Le manque d’eau impacte le rendement sur plusieurs millésimes

Mardi 25 août 2020 par Marion Bazireau

« Lorsque l’irrigation a été stoppée de la nouaison à la véraison, le rendement de tous les cépages a chuté » assure Alexander Levin.
« Lorsque l’irrigation a été stoppée de la nouaison à la véraison, le rendement de tous les cépages a chuté » assure Alexander Levin. - crédit photo : Piqsels
Des stress hydriques avant la véraison réduisent durablement le rendement.
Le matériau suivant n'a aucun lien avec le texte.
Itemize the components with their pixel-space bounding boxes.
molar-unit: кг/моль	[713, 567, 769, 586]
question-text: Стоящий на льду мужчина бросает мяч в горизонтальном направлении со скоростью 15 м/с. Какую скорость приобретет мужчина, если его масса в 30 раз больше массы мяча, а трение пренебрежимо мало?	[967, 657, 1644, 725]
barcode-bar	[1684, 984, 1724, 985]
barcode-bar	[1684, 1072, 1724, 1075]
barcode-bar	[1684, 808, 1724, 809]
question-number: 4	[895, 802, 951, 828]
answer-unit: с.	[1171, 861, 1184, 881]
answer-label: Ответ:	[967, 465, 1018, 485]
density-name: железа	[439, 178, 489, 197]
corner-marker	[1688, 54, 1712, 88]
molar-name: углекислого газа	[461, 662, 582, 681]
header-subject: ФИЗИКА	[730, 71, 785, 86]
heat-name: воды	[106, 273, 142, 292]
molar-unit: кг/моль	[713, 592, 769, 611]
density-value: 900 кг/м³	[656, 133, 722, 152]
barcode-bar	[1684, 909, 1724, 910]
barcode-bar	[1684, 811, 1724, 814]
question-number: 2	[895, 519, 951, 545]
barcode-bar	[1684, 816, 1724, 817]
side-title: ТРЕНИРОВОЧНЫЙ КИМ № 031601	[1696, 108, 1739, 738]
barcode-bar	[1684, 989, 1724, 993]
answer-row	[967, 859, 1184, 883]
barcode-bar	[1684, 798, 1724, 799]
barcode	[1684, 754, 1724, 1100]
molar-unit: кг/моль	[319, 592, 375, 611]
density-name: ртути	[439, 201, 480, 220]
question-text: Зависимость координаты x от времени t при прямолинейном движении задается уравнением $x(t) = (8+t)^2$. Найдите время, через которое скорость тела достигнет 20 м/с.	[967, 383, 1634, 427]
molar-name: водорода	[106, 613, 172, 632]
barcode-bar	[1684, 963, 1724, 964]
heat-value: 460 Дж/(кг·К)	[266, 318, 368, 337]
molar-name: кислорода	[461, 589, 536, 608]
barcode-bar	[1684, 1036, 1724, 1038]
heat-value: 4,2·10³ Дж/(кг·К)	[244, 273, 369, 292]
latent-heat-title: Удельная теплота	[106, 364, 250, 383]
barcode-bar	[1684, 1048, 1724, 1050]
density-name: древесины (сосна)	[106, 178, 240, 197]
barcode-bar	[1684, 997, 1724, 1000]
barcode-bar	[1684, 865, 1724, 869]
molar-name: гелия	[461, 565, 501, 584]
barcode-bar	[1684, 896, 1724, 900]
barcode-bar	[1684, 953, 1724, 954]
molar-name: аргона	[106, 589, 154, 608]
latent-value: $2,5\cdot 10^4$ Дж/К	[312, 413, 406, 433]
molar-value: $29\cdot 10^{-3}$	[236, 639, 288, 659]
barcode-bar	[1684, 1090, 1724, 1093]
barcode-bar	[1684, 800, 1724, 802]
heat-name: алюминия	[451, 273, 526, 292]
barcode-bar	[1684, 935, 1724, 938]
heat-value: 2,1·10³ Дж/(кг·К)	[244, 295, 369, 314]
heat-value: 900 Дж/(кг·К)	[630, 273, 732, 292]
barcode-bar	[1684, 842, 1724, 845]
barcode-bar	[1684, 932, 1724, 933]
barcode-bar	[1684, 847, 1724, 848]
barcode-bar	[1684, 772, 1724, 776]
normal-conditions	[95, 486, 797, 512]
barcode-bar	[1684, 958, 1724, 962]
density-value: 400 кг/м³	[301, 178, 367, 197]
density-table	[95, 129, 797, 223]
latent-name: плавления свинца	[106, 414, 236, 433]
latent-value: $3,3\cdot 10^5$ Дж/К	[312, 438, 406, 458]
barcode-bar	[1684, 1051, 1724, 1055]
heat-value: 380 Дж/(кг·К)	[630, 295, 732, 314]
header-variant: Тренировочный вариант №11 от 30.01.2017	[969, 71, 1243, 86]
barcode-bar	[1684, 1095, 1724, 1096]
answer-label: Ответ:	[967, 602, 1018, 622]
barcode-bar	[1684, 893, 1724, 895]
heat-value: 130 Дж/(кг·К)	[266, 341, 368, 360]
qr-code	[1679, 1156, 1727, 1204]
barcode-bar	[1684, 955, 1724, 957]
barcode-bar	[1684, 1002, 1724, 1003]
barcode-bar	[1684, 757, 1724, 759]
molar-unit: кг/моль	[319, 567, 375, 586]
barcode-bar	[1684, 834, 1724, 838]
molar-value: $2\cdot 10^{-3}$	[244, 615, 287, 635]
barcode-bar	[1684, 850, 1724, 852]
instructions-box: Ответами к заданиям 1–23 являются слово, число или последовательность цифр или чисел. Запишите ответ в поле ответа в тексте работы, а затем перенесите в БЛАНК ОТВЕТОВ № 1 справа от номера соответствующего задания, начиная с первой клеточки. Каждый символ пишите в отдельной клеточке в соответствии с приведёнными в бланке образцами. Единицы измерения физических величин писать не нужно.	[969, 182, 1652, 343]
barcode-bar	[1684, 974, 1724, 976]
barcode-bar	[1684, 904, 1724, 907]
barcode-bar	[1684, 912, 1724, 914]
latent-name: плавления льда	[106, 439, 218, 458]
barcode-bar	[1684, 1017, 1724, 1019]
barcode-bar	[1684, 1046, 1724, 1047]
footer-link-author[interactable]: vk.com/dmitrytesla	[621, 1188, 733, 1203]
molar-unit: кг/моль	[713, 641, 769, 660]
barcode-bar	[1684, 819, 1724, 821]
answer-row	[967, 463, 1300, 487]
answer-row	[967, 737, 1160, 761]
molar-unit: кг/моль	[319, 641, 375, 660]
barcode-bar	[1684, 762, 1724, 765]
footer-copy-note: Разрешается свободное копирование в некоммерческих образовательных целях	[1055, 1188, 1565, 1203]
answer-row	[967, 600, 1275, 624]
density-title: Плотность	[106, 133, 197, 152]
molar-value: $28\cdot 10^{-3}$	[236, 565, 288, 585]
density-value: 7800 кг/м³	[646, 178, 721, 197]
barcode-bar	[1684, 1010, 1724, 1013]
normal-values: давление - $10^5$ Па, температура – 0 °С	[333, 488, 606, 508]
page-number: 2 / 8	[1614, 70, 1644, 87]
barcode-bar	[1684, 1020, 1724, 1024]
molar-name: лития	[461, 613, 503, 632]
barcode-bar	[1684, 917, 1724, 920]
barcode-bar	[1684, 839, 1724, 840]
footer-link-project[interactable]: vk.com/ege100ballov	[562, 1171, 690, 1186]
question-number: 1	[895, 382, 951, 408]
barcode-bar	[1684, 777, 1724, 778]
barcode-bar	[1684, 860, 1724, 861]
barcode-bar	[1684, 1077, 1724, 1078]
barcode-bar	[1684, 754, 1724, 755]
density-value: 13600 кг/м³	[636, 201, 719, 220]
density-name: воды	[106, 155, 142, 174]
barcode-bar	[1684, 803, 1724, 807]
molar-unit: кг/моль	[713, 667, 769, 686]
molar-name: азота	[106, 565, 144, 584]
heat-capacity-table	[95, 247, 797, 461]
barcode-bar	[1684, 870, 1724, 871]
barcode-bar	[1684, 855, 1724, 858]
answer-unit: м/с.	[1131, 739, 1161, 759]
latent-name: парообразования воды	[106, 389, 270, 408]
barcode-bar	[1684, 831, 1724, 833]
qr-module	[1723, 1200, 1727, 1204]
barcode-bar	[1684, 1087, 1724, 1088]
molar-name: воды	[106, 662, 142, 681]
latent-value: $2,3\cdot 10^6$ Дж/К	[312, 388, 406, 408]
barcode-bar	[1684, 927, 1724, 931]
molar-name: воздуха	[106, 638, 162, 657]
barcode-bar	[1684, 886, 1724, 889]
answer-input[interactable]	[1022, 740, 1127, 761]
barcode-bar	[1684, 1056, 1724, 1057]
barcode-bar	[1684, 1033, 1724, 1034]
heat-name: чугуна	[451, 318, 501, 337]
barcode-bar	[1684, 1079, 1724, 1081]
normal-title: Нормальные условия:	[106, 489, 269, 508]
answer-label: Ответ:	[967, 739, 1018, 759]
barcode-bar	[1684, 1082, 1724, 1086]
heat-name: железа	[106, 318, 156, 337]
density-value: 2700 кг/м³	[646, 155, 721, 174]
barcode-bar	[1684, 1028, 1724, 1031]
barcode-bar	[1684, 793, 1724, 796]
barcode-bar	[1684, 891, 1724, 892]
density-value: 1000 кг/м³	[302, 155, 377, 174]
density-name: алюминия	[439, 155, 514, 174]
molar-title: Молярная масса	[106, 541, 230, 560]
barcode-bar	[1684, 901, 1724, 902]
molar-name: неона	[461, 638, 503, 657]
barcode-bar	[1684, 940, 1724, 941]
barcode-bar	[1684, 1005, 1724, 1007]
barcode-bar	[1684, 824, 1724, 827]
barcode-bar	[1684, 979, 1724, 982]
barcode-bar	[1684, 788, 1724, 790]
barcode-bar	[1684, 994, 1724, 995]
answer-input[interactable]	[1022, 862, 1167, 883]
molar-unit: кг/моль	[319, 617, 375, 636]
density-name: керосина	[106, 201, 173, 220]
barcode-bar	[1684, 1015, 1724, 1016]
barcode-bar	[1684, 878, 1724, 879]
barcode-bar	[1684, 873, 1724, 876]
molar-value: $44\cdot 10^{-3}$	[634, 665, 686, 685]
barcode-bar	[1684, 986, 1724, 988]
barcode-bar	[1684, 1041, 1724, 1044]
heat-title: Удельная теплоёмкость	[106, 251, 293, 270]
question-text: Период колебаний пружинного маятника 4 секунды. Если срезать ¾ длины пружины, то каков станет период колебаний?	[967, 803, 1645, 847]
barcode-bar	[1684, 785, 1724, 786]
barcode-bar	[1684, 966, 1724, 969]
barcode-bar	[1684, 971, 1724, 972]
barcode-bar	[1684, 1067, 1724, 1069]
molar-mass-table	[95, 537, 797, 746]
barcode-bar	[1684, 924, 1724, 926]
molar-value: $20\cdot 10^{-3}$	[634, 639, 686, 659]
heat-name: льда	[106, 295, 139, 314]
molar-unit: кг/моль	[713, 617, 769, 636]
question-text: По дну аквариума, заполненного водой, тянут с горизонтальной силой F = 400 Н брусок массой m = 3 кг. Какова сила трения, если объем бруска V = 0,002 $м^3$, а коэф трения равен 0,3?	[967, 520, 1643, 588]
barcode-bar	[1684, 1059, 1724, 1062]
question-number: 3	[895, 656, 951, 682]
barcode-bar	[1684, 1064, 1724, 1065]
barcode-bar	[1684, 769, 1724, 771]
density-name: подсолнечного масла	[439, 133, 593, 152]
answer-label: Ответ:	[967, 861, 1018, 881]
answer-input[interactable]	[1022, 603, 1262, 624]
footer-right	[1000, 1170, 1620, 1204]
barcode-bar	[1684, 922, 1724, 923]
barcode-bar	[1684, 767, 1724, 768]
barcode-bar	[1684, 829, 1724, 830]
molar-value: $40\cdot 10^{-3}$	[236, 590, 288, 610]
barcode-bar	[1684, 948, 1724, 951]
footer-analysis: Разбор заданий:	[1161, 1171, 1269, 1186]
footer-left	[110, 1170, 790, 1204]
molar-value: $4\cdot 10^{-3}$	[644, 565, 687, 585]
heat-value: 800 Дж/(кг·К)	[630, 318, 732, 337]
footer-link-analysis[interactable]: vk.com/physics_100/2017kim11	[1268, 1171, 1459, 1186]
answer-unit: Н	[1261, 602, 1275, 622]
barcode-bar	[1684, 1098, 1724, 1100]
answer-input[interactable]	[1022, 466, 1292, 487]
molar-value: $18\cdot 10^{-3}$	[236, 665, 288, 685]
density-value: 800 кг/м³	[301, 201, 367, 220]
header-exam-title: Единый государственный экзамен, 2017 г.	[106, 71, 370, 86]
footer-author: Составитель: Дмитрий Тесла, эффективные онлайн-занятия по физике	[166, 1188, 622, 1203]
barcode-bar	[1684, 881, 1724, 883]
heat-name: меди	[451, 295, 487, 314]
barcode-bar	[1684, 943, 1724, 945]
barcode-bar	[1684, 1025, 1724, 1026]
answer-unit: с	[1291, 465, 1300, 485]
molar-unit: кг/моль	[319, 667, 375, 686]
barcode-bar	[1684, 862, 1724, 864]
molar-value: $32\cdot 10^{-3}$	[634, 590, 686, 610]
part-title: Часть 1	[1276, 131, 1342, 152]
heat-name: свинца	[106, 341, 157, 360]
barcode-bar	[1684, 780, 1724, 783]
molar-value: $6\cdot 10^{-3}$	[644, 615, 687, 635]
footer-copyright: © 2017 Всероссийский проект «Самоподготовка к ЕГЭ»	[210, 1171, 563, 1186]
L’augmentation de la taille des baies ne comble pas la baisse du nombre de grappes par pied de vigne.

Pendant 4 ans, Alexander Levin a soumis 15 cépages rouges conduits en cordon à différents stress hydriques pour en mesurer les conséquences sur le rendement.

« A partir de la nouaison, nous avons comparé trois modalités » détaille ce chercheur dans l’Oregon. « Un déficit hydrique tardif, en arrêtant l’irrigation à la véraison ; un déficit moyen, en irrigant toute la campagne à 50% de l’évapotranspiration de la vigne ; et un déficit précoce, en arrêtant l’irrigation de la nouaison à la véraison puis en reprenant à 50% jusqu’aux vendanges. »

Peu de conséquences après la véraison

A l'heure de la récolte, il a compté les grappes, le nombre de baies par grappe, et les a pesées. Après la véraison, les déficits en eau ont eu peu de conséquences sur le rendement.

« En revanche, lorsque l’irrigation a été stoppée de la nouaison à la véraison, le rendement de tous les cépages a chuté. C’est toujours le poids des baies qui a le plus diminué, suivi par le nombre de grappes par cep. Le nombre de baies par grappe n’a quant à lui presque pas changé » résume le chercheur.

Ce dernier constat pourrait signifier que la différenciation des inflorescences n’est pas ou peu impactée par un manque d’eau lors du millésime en cours. Selon le professeur Alain Deloire, les vignes taillées en guyot pourraient réagir différemment, « l’initiation inflorescentielle au niveau des nœuds positionnés plus hauts sur le rameau primaire intervenant plus tard sur l’échelle phénologique que celles des bourgeons latents de la base. »

"Une baisse continuelle du rendement "

Alexander Levin a aussi constaté que le rendement qu’il obtenait sur les ceps soumis à un stress hydrique avant véraison baissait continuellement au fil des ans. Les ceps portaient de moins en moins de grappes, « jusqu’à 30% au bout de 4 ans. »

Pour vérifier que les vignes gardaient des séquelles des déficits passés, il les a de nouveau irriguées normalement pendant toute la cinquième saison. Si la taille des baies a réaugmenté, le nombre de grappes par ceps est resté bas, preuve d’un effet négatif sur le long terme des stress hydriques pré-véraison.